Infiltrating gliomas are often difficult to distinguish from normal brain, leading to incomplete resections. Current strategies that label tumor cells suffer from inhomogeneous distribution within tumors, limited blood-brain barrier penetration, and other signal/noise and FDA approval limitations. Ji and colleagues recently reported a novel imaging technique using simulated Raman scattering (SRS) microscopy to differentiate healthy brain tissue from tumor-infiltrated brain tissue based on histoarchitectural and biochemical differences.1
SRS microscopy images biological tissues based on intrinsic components such as lipids, proteins, and DNA (Figures 1A and 1B). Different Raman spectra are seen in various brain regions due to macromolecule composition. The differential ratio of Raman signals at 2930 and 2845 cm−1 (S2930/S2845) reflects the different lipid and protein concentrations of brain regions. Highly cellular regions/solid tumors had a mean intensity ratio of S2930/S2845 = 4.0 ± 0.3, whereas normal cortex had a mean ratio of 1.6 ± 0.1, and white matter had a ratio of 0.93 ± 0.04 (Figure 1C). The authors used SRS microscopy to detect normal tissue architecture of the brain areas like the hippocampal cornus ammonis 1 (CA1) region. Unlike dye-based technologies, SRS microscopy is a label-free technique. Furthermore, SRS microscopy has 3-D capabilities, making it ideal for immediate intraoperative imaging and potentially supplanting tissue sections for neuropathologic analysis. The authors showed that 2-color SRS microscopy can detect gliomas in an ex vivo GBM xenograft mouse model. Results obtained from this technique correlated with H&E findings commonly used for GBM diagnoses.

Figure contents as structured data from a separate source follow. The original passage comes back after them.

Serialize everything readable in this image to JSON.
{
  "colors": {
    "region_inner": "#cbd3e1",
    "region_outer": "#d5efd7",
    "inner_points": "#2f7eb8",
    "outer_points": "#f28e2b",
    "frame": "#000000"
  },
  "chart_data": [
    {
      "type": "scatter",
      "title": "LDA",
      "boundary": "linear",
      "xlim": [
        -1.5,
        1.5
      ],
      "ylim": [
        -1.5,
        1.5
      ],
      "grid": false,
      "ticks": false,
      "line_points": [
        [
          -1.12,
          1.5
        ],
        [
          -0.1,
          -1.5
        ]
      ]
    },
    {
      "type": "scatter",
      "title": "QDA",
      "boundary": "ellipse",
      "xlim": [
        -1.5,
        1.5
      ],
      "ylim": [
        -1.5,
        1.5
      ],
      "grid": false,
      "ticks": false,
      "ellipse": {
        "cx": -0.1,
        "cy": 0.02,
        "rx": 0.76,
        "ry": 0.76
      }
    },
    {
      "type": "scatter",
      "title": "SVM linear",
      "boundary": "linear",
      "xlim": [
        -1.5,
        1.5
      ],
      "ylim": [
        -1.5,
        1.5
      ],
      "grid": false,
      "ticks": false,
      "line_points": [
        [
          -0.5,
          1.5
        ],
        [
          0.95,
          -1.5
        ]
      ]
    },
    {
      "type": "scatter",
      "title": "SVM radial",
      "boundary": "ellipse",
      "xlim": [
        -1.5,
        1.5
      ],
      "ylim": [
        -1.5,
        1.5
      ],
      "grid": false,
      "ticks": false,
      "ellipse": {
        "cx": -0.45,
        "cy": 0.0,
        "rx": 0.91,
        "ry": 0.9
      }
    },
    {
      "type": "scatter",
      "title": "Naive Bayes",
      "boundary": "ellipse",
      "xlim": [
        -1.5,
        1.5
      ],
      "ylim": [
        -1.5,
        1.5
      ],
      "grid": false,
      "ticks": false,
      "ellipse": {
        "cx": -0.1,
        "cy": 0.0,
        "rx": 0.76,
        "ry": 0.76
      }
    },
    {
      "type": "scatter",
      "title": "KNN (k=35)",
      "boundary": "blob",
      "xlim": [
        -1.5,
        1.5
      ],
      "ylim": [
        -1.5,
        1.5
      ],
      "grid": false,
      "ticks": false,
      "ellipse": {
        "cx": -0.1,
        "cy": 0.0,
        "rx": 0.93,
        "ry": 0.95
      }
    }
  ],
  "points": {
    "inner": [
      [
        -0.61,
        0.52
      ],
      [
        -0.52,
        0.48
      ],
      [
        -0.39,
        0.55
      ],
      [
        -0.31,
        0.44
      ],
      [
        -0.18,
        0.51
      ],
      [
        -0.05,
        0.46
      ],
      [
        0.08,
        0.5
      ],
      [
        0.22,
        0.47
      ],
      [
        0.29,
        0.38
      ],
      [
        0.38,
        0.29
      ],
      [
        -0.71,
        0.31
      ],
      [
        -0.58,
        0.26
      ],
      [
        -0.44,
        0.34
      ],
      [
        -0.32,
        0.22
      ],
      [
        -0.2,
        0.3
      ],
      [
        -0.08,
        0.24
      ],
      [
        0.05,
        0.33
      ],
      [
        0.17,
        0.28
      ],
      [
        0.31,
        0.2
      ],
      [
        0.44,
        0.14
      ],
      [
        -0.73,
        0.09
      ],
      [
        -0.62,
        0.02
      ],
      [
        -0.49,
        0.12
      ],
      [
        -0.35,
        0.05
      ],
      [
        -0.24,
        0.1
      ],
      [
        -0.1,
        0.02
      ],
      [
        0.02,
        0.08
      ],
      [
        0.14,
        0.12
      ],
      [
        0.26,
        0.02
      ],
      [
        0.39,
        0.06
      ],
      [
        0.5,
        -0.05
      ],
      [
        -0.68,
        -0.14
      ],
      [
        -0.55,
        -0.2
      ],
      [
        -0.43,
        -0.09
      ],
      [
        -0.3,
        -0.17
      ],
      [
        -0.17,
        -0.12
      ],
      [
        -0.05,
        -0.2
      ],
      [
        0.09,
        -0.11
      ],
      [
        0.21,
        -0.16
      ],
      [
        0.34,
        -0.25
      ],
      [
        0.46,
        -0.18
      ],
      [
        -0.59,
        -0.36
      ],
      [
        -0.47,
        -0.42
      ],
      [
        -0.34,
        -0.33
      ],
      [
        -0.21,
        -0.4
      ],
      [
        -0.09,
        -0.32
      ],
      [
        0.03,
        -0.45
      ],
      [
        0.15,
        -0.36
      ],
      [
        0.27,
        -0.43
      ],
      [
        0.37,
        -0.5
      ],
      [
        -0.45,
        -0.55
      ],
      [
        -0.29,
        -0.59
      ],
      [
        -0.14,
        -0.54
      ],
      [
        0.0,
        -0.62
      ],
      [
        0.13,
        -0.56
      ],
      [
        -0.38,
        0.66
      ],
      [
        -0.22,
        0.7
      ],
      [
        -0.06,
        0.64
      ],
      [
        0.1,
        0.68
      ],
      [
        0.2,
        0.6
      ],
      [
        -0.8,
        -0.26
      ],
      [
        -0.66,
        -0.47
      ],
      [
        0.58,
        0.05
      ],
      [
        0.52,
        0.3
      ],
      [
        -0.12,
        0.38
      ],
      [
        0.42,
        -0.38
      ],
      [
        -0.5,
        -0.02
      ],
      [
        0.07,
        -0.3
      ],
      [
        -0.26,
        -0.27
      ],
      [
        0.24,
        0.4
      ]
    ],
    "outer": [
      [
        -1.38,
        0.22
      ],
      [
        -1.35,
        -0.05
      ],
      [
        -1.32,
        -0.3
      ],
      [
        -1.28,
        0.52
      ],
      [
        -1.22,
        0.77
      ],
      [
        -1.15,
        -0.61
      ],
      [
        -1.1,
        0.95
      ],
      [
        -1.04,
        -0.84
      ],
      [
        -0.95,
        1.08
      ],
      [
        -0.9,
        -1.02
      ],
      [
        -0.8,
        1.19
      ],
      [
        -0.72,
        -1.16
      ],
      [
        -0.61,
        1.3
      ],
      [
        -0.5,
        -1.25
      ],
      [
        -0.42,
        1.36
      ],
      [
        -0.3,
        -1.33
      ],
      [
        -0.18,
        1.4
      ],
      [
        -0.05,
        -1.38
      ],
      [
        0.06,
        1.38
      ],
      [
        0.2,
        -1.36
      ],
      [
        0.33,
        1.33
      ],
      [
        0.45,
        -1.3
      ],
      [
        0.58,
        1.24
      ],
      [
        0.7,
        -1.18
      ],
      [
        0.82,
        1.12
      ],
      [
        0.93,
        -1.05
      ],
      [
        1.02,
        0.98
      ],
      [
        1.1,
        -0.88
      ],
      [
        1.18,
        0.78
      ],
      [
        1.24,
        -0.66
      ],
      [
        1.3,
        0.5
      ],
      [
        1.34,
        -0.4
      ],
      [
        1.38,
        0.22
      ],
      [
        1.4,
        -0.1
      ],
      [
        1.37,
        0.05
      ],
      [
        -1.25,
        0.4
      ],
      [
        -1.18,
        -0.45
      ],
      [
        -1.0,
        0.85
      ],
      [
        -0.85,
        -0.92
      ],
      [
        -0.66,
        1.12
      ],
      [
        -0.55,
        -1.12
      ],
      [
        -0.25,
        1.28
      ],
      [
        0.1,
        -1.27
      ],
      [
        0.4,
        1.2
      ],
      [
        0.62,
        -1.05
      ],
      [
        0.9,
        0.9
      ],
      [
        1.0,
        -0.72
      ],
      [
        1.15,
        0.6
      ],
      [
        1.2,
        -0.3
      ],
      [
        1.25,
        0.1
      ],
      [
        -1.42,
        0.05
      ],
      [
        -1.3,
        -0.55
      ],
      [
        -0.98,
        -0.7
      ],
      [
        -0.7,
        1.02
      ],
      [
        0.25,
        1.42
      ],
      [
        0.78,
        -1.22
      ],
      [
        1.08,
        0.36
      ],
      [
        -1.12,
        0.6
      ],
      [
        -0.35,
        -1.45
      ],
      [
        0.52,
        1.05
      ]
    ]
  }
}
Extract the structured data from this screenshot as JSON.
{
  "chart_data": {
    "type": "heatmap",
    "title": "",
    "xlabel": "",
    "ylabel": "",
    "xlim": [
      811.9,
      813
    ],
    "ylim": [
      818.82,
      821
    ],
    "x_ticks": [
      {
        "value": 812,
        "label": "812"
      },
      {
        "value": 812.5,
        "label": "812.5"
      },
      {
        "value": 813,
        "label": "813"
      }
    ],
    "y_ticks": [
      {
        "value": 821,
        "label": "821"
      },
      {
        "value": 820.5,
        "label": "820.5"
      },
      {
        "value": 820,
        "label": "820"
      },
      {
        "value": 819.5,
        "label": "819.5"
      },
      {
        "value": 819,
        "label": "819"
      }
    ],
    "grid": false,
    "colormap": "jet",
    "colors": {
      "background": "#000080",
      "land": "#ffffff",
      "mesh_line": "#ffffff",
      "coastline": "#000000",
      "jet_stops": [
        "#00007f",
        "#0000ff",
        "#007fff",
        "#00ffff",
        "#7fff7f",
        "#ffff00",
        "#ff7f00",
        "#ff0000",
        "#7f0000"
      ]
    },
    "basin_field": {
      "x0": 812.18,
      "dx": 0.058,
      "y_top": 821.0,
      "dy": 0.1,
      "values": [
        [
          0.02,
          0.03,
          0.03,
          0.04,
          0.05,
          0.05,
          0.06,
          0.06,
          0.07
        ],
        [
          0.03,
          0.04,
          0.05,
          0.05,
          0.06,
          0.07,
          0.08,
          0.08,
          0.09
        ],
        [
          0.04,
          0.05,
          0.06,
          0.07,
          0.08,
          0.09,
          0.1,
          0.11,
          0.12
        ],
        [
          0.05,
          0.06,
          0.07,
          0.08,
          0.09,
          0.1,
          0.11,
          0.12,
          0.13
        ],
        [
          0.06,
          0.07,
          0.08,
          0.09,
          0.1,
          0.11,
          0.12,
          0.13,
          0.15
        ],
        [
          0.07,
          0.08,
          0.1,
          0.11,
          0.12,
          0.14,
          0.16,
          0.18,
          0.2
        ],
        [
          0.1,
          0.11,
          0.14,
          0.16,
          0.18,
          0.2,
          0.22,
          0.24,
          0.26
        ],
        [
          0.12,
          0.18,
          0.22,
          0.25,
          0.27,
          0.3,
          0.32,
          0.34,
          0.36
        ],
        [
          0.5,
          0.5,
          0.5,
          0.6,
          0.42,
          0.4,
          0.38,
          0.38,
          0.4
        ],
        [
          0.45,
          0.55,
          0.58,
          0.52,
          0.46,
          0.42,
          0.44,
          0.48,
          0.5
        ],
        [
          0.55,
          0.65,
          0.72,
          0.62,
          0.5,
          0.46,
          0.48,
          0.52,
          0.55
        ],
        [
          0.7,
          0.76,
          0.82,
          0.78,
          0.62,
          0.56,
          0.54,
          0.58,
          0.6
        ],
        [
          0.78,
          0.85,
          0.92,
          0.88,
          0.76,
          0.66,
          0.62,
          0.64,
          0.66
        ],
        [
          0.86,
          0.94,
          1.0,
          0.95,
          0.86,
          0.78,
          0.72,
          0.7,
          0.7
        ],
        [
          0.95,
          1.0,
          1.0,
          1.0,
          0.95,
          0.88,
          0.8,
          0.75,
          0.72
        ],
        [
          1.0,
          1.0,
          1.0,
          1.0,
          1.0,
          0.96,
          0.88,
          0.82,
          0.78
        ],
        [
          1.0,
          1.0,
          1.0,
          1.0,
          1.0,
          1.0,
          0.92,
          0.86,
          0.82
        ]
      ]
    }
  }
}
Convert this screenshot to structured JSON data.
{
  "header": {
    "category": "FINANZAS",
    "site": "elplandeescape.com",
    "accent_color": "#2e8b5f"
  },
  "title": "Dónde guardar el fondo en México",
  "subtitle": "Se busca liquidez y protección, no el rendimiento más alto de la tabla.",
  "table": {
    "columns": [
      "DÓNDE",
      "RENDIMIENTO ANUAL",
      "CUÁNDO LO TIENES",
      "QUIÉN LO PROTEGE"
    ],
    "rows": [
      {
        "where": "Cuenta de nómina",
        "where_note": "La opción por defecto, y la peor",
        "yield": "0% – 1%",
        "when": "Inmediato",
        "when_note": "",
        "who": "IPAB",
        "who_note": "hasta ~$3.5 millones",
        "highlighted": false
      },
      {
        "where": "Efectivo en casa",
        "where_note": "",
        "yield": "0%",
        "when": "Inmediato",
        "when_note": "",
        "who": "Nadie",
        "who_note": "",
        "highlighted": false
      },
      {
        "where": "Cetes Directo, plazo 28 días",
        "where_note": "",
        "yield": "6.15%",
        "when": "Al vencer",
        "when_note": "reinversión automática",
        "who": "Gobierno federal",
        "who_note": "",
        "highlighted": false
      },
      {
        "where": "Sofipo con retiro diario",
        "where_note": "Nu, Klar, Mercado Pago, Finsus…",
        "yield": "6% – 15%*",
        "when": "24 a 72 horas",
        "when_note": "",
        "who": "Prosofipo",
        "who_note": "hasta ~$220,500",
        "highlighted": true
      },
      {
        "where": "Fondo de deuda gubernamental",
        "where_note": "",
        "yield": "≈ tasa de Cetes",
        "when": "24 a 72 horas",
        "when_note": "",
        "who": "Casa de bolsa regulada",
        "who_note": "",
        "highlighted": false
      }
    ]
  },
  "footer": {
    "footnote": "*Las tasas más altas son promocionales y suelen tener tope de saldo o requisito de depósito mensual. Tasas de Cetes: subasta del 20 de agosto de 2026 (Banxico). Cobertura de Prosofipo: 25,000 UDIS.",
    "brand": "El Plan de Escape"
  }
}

The greatest advantage of SRS microscopy is its ability to detect tumor margins that appear normal under standard bright-field conditions. Coronal brain sections of human GBM xenografts were imaged with SRS and H&E microscopy for comparison. Compared to H&E diagnosis given by 3 different neuropathologists, SRS microscopy was 98.7% accurate (74/75) in diagnosing normal tissues, 98.7% accurate (74/75) in diagnosing infiltrating gliomas, and 100% (75/75) accurate in diagnosing high-density gliomas. The authors also tested feasibility of in vivo SRS microscopy. GBM xenografts in mice were exposed using a cranial window for SRS imaging. Although tumor was not grossly visible on the brain surface, SRS microscopy successfully detected tumor (Figure 2) that was later verified with H&E stained sections acquired from a coronal plane perpendicular to the imaging plane. SRS microscopy was also validated with fresh human GBM specimens and corresponded with H&E analysis.
SRS microscopy cannot provide all the current architectural, genetic, and biochemical data available from tissue sectioning, but potentially permits real-time discrimination of glioma boundaries and normal brain, limited to only 100 μm of spatial resolution. Furthermore, SRS microscopy image quality is affected by respiratory and cardiac cycles. Future advances in applying this technology, such as via intraoperative handheld SRS microscopy, may permit intraoperative rapid detection of residual tumor at resection edges, thereby maximizing safe surgical resection and improving glioma patient outcomes.
1. Ji M, Orringer DA, Freudiger CW, et al.. Rapid, label-free detection of brain tumors with stimulated Raman scattering microscopy. Sci Transl Med. 2013;5(201):201ra119.